Changing the subject, and/or moving the goalposts is what you're doing, in an effort to add ambiguity where none previously existed.
That US citizens possess far more guns than any other nation is a fact.
30,000 needless gun deaths every year is a fact.
Does the first fact lead to the second?
That is where the two sides seem to mainly disagree.
You don't just get to steer things away from discomforting facts, sorry.
This was the original point of contention in this subthread:
Study after study seems to point to similar conclusion: More guns mean more unnatural death.
I replied that the facts show that it just isn't so, which happens to be empirically true. Otherwise known as an unassailable fact.
You replied with:
While we obviously disagree...
And I replied by saying "Disagree all you like, the facts speak for themselves."
Then just two posts later, you assert that "But determining what the facts are is not easy."

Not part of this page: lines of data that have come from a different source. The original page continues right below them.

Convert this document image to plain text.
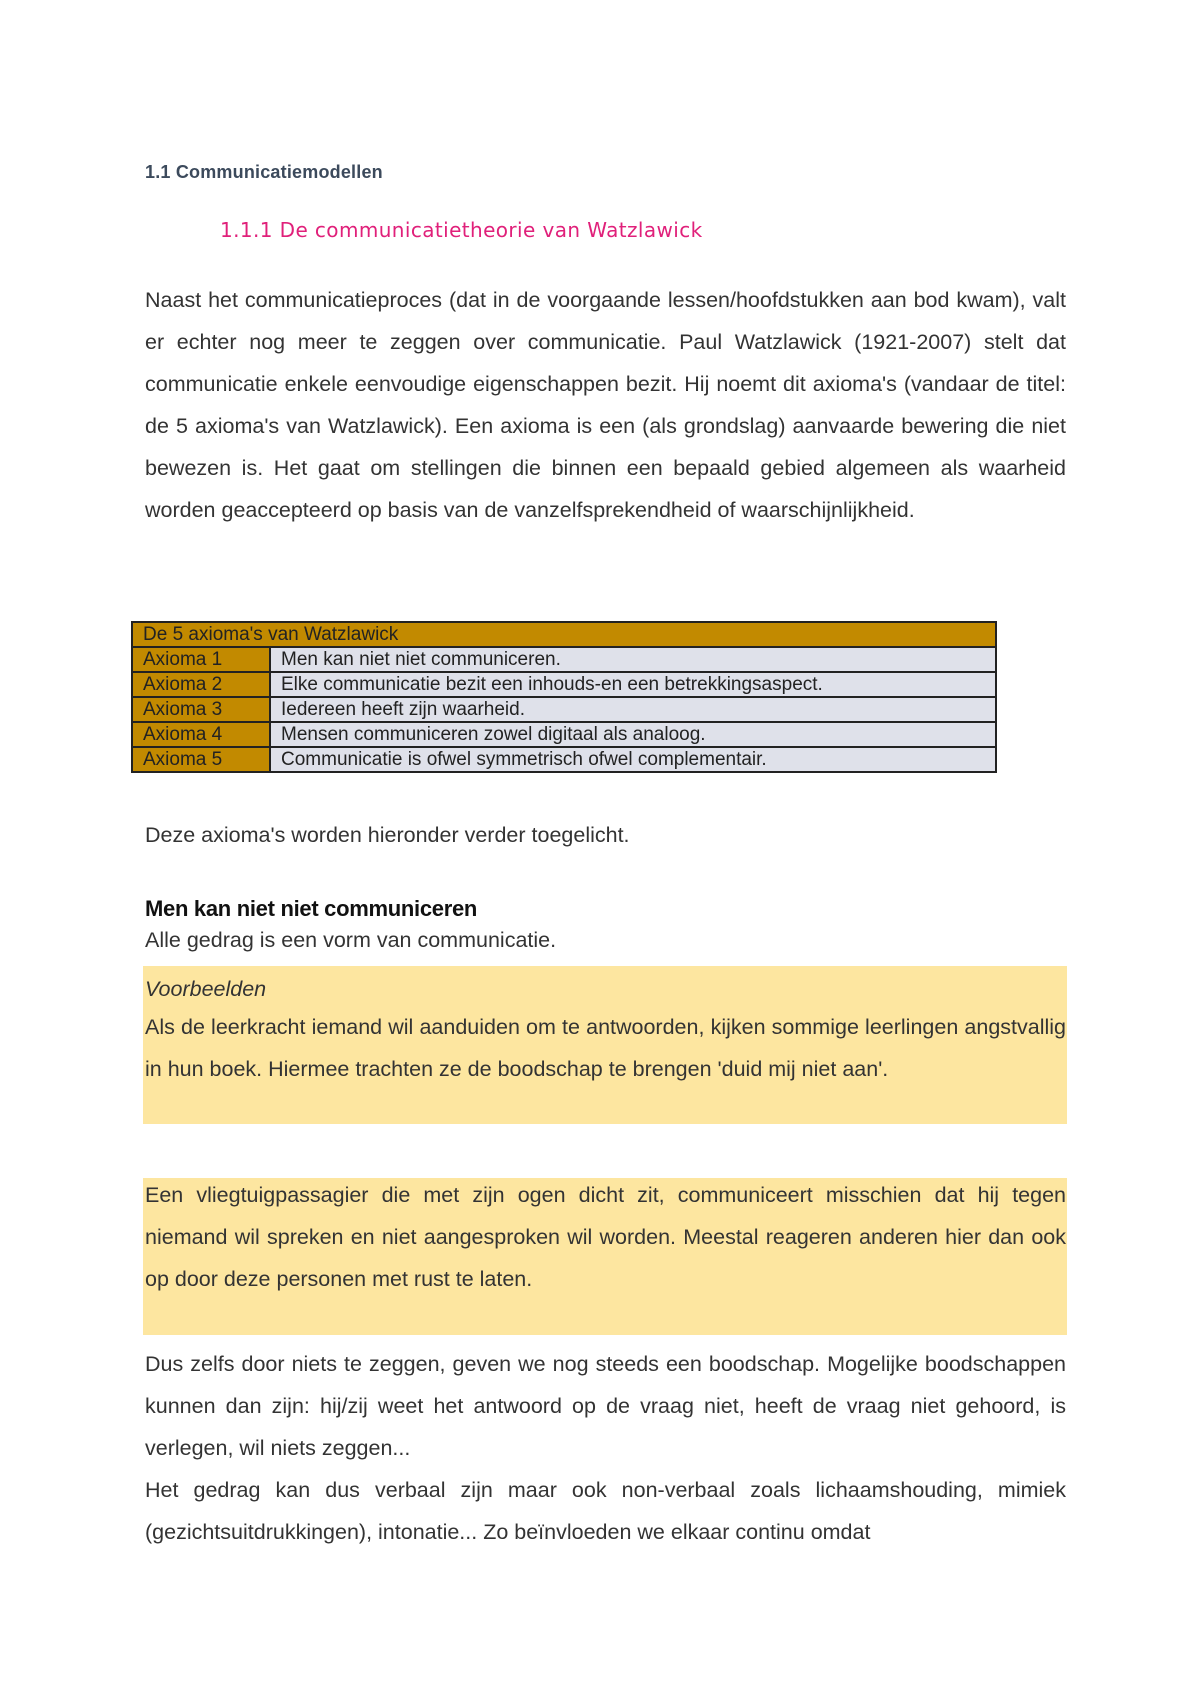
1.1 Communicatiemodellen
1.1.1 De communicatietheorie van Watzlawick

Naast het communicatieproces (dat in de voorgaande lessen/hoofdstukken aan bod kwam), valt er echter nog meer te zeggen over communicatie. Paul Watzlawick (1921-2007) stelt dat communicatie enkele eenvoudige eigenschappen bezit. Hij noemt dit axioma's (vandaar de titel: de 5 axioma's van Watzlawick). Een axioma is een (als grondslag) aanvaarde bewering die niet bewezen is. Het gaat om stellingen die binnen een bepaald gebied algemeen als waarheid worden geaccepteerd op basis van de vanzelfsprekendheid of waarschijnlijkheid.

De 5 axioma's van Watzlawick	
Axioma 1	Men kan niet niet communiceren.
Axioma 2	Elke communicatie bezit een inhouds-en een betrekkingsaspect.
Axioma 3	Iedereen heeft zijn waarheid.
Axioma 4	Mensen communiceren zowel digitaal als analoog.
Axioma 5	Communicatie is ofwel symmetrisch ofwel complementair.
Deze axioma's worden hieronder verder toegelicht.
Men kan niet niet communiceren
Alle gedrag is een vorm van communicatie.
Voorbeelden

Als de leerkracht iemand wil aanduiden om te antwoorden, kijken sommige leerlingen angstvallig in hun boek. Hiermee trachten ze de boodschap te brengen 'duid mij niet aan'.

Een vliegtuigpassagier die met zijn ogen dicht zit, communiceert misschien dat hij tegen niemand wil spreken en niet aangesproken wil worden. Meestal reageren anderen hier dan ook op door deze personen met rust te laten.

Dus zelfs door niets te zeggen, geven we nog steeds een boodschap. Mogelijke boodschappen kunnen dan zijn: hij/zij weet het antwoord op de vraag niet, heeft de vraag niet gehoord, is verlegen, wil niets zeggen...

Het gedrag kan dus verbaal zijn maar ook non-verbaal zoals lichaamshouding, mimiek (gezichtsuitdrukkingen), intonatie... Zo beïnvloeden we elkaar continu omdat
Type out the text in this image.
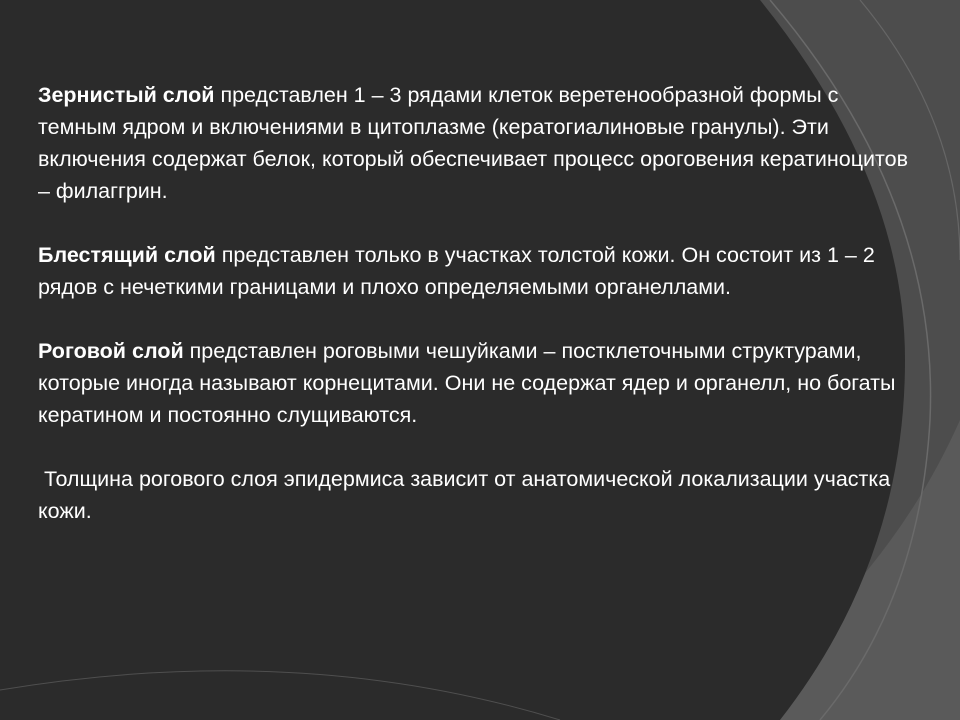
Зернистый слой представлен 1 – 3 рядами клеток веретенообразной формы с темным ядром и включениями в цитоплазме (кератогиалиновые гранулы). Эти включения содержат белок, который обеспечивает процесс ороговения кератиноцитов – филаггрин.

Блестящий слой представлен только в участках толстой кожи. Он состоит из 1 – 2 рядов с нечеткими границами и плохо определяемыми органеллами.

Роговой слой представлен роговыми чешуйками – постклеточными структурами, которые иногда называют корнецитами. Они не содержат ядер и органелл, но богаты кератином и постоянно слущиваются.

Толщина рогового слоя эпидермиса зависит от анатомической локализации участка кожи.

If I saw you driving in the same manner as you're posting, I'd notify police, because you're
that all over the place.
The arguments over the real meaning of the Second Amendment, with correspondingly different interpretations of original intent, are another area of intense disagreement.
You define 'intense' very differently than the rest of us, apparently. Just under 1 in 4 Americans agree with your interpretation, while just over 3 out of 4 agree that it protects an individual right.
If by 'intense' you mean that a tiny insignificant handful of extremist gun haters differ with the supermajority of Americans on what the second amendment actually means, then I grant you your point.